Apresentação de MC Poze no Teatro João Caetano volta a ser foco de discussão na Alerj

A oposição na Assembleia Legislativa do Rio (Alerj) reagiu a tentativa de cancelamento do show de MC Poze do Rodo por parte de deputados bolsonaristas. O artista foi contratado pela Fundação Anita Mantuano de Artes do Estado do Rio (Funarj), dentro do projeto “Fim de Tarde”, para um evento no Teatro João Caetano, no próximo…

A oposição na Assembleia Legislativa do Rio (Alerj) reagiu a tentativa de cancelamento do show de MC Poze do Rodo por parte de deputados bolsonaristas. O artista foi contratado pela Fundação Anita Mantuano de Artes do Estado do Rio (Funarj), dentro do projeto “Fim de Tarde”, para um evento no Teatro João Caetano, no próximo dia 22, a custo de R$ 40 mil. Nesta terça-feira (08/08), a deputada Dani Monteiro (Psol) usou o plenário para defender a apresentação do funkeiro e a valorização da cultura periférica.
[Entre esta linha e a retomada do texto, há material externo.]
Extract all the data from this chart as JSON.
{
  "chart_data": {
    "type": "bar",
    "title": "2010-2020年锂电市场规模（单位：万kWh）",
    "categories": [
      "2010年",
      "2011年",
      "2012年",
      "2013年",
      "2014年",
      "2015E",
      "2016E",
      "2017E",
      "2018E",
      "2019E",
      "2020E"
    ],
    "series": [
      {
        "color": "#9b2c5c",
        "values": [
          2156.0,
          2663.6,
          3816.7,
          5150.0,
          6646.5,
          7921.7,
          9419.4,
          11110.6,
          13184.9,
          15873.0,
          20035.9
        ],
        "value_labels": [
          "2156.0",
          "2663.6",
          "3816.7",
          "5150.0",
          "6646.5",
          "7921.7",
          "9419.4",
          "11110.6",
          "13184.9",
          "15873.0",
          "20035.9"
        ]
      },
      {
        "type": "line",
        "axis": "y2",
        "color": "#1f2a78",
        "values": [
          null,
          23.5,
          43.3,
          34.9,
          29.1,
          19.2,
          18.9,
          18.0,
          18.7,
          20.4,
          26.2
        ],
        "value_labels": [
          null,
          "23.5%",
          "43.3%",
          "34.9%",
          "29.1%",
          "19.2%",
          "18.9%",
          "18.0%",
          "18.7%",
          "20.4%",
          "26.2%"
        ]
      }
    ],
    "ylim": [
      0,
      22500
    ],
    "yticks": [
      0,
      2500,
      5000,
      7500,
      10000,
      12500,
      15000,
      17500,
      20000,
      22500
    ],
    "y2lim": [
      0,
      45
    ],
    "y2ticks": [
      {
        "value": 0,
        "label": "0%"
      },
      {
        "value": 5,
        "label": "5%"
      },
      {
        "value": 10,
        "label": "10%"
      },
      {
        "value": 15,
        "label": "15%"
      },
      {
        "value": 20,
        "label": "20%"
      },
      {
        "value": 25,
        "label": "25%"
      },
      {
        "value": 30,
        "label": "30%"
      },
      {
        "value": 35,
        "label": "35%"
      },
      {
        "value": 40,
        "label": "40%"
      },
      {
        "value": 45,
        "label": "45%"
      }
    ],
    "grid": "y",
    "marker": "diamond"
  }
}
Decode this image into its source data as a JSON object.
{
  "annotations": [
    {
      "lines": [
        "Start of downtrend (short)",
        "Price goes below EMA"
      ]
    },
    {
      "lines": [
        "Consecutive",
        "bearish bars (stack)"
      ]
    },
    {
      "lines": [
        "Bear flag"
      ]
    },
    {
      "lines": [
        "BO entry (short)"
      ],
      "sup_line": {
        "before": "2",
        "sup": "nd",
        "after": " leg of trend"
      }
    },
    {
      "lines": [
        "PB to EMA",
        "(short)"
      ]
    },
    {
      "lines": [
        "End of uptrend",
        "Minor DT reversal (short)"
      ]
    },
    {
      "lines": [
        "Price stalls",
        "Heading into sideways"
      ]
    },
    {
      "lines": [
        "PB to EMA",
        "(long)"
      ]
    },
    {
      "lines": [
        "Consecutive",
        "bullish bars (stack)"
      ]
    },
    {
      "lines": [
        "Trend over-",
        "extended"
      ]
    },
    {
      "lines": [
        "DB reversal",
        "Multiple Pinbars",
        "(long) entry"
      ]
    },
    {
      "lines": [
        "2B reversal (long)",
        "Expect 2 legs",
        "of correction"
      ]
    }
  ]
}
“MC tem sim uma história controversa. Ele não nega que na sua juventude teve relação com o tráfico de drogas, com o crime organizado, mas que a música, a arte, a cultura mudaram a sua vida. O hip hop, o trap, o funk lhe deu a oportunidade de sair desse lugar. Uma das principais produções dele tem mais de duzentos milhões de visualizações no YouTube. Ele canta: “eu me sinto abençoado”. Ele reivindica Deus. Ele reivindica, sim, que a fé dele, que o trabalho duro mudou a realidade dele”, disse.

Na semana passada, Anderson Moraes (PL) disse ter enviado um ofício a pedindo à Funarj solicitando a suspensão do show, alegando justamente que ele faria apologia ao Comando Vermelho e ao tráfico de drogas. Caso não seja atendido, promete acionar até mesmo o governador Cláudio Castro. A deputada disse que também enviou um ofício à fundação, com a assinatura de 15 parlamentares, solicitando a manutenção do espetáculo sob a ótica da valorização da cultura da periferia que ajuda a recuperar jovens da criminalidade.
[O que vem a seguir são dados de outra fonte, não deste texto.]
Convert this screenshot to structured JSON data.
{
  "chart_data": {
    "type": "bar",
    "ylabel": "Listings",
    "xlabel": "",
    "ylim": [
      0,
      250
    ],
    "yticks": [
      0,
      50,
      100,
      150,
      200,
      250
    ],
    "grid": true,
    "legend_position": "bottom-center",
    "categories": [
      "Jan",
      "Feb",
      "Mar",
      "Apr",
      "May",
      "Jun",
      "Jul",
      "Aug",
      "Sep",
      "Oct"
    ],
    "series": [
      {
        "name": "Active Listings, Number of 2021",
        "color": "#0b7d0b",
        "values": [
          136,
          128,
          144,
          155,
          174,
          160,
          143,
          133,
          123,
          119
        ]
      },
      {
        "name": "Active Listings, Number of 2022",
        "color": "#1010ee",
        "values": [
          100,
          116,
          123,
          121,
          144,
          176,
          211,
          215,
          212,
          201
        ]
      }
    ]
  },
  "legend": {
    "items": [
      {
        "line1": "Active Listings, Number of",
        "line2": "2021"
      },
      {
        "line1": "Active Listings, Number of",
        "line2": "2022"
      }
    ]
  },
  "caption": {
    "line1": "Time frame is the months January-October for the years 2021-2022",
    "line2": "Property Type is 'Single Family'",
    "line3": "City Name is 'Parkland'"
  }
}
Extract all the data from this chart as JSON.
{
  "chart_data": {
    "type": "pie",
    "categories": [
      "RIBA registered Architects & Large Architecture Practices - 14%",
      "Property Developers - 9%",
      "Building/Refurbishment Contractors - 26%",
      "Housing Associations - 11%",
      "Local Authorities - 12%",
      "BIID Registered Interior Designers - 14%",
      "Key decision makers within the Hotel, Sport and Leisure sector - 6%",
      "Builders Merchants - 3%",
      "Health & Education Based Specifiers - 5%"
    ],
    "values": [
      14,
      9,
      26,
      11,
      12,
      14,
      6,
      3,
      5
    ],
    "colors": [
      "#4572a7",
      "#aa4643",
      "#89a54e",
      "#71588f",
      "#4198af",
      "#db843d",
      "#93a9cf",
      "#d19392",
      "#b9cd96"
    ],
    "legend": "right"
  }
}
“Qualquer parlamentar deveria, sim, reivindicar a ressocialização de quem assumiu que cometeu erro com a sociedade e está disposto a pagar e fazer da sociedade um lugar melhor. A Mainstreet, produtora a qual Poze é vinculado, tem mais de setecentos milhões de visualizações por ano. Poze já tocou na final da Libertadores – foi em 2019 – e apresentou-se no Rock in Rio (2022). É um artista gigante. Ele é a voz da nossa geração. Eu, como jovem negra da favela, reivindico o Poze como alguém que canta a minha realidade. MC não é bandido. Que a arte salve muito mais vidas de jovens pretos e periféricos”, salientou Dani.
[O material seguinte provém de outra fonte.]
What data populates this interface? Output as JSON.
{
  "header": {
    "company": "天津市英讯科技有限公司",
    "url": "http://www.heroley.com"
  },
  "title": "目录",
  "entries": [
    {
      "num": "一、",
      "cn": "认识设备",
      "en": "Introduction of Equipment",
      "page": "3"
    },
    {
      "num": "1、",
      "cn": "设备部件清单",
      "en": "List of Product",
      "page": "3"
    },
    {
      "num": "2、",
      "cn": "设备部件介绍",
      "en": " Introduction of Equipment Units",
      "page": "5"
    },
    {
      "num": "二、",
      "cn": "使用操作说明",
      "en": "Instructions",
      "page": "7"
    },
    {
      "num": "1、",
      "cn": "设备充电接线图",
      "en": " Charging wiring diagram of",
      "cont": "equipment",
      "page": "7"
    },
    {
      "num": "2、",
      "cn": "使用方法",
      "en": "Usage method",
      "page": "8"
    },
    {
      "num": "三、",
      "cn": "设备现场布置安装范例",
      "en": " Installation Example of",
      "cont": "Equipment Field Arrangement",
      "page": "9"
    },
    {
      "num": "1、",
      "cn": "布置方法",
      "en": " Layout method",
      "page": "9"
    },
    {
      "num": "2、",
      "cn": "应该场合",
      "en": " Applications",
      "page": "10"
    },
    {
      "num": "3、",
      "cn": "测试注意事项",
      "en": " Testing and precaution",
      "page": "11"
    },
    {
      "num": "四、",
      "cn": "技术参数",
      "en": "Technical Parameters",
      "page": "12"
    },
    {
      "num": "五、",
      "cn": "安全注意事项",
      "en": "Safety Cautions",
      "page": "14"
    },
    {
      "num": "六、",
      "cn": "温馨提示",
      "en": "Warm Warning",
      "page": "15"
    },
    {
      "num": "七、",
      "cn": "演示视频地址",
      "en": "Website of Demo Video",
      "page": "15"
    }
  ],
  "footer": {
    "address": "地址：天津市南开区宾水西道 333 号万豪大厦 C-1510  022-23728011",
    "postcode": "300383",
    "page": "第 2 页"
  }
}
Em 2019, Poze chegou a ser preso durante um baile funk na cidade de Sorriso, em Mato Grosso. Ele foi detido por apologia ao crime, corrupção de menores e tráfico de drogas. Segundo a Polícia Militar, o evento teria sido produzido por uma organização criminosa. Na época, sua defesa alegou que o cantor não teve participação na realização e organização do evento. O novo ofício enviado a Funarj tem assinatura dos deputados Felipinho Ravis (Solidariedade), dos psolistas Professor Josemar, Flávio Serafini, Yuri e Renata Souza, dos petistas Renato Machado, Elika Takimoto, Carla Machado, Andrezinho Ceciliano, Verônica Lima e Marina do MST, Carlos Minc e Jari Oliveira, ambos do PSB, Dani Balbi (PCdoB) e Luiz Paulo (PSD).